Towards Deep Learning Models Resistant to Large Perturbations
This addresses the need for more robust machine learning models against strong adversarial attacks, though it is incremental as it builds on existing adversarial training methods.
The paper tackles the problem of training deep learning models resistant to large adversarial perturbations, showing that standard adversarial training fails at high noise levels, and proposes a weight initialization method that enables learning with perturbations up to ε≈0.40 on MNIST and ε≈32/255 on CIFAR10.

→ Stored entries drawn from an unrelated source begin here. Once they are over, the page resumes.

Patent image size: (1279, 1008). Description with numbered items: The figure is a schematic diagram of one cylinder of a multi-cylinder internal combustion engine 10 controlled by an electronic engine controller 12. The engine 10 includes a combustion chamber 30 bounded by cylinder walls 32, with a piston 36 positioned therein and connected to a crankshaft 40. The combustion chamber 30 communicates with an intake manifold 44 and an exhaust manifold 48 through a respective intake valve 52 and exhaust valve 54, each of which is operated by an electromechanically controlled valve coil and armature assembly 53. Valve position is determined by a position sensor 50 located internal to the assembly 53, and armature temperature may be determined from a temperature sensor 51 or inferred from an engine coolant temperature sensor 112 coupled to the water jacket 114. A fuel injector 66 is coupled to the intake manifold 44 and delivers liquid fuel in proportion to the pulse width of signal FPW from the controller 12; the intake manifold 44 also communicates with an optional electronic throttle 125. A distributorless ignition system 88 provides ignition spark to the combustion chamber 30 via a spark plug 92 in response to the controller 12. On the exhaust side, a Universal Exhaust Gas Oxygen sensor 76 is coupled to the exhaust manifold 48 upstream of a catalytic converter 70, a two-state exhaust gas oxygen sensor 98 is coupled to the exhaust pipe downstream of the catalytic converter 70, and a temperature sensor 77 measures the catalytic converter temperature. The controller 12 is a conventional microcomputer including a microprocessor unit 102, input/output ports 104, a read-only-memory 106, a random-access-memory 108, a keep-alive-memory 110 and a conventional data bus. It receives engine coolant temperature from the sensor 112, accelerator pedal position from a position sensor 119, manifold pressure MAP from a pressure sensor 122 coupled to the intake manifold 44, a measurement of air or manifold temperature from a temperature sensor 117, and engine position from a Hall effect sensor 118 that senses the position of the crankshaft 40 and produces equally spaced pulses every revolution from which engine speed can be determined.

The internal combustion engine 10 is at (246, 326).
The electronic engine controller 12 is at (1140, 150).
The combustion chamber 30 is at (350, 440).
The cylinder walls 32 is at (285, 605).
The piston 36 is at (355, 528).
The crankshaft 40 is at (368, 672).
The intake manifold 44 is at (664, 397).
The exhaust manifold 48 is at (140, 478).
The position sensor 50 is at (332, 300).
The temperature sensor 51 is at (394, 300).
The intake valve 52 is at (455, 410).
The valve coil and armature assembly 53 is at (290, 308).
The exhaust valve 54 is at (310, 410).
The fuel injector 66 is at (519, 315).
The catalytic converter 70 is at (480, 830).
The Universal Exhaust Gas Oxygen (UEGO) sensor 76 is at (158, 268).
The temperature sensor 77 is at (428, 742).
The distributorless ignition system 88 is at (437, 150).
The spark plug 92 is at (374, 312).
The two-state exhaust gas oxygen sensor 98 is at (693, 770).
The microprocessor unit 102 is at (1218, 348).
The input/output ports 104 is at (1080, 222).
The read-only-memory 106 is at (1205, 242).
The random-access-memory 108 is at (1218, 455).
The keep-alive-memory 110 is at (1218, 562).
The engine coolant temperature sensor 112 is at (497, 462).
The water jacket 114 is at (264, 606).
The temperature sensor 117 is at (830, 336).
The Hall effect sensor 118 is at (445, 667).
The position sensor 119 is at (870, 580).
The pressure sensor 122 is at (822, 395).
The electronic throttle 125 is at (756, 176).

Adversarial robustness has proven to be a required property of machine learning algorithms. A key and often overlooked aspect of this problem is to try to make the adversarial noise magnitude as large as possible to enhance the benefits of the model robustness. We show that the well-established algorithm called "adversarial training" fails to train a deep neural network given a large, but reasonable, perturbation magnitude. In this paper, we propose a simple yet effective initialization of the network weights that makes learning on higher levels of noise possible. We next evaluate this idea rigorously on MNIST ($ε$ up to $\approx 0.40$) and CIFAR10 ($ε$ up to $\approx 32/255$) datasets assuming the $\ell_{\infty}$ attack model. Additionally, in order to establish the limits of $ε$ in which the learning is feasible, we study the optimal robust classifier assuming full access to the joint data and label distribution. Then, we provide some theoretical results on the adversarial accuracy for a simple multi-dimensional Bernoulli distribution, which yields some insights on the range of feasible perturbations for the MNIST dataset.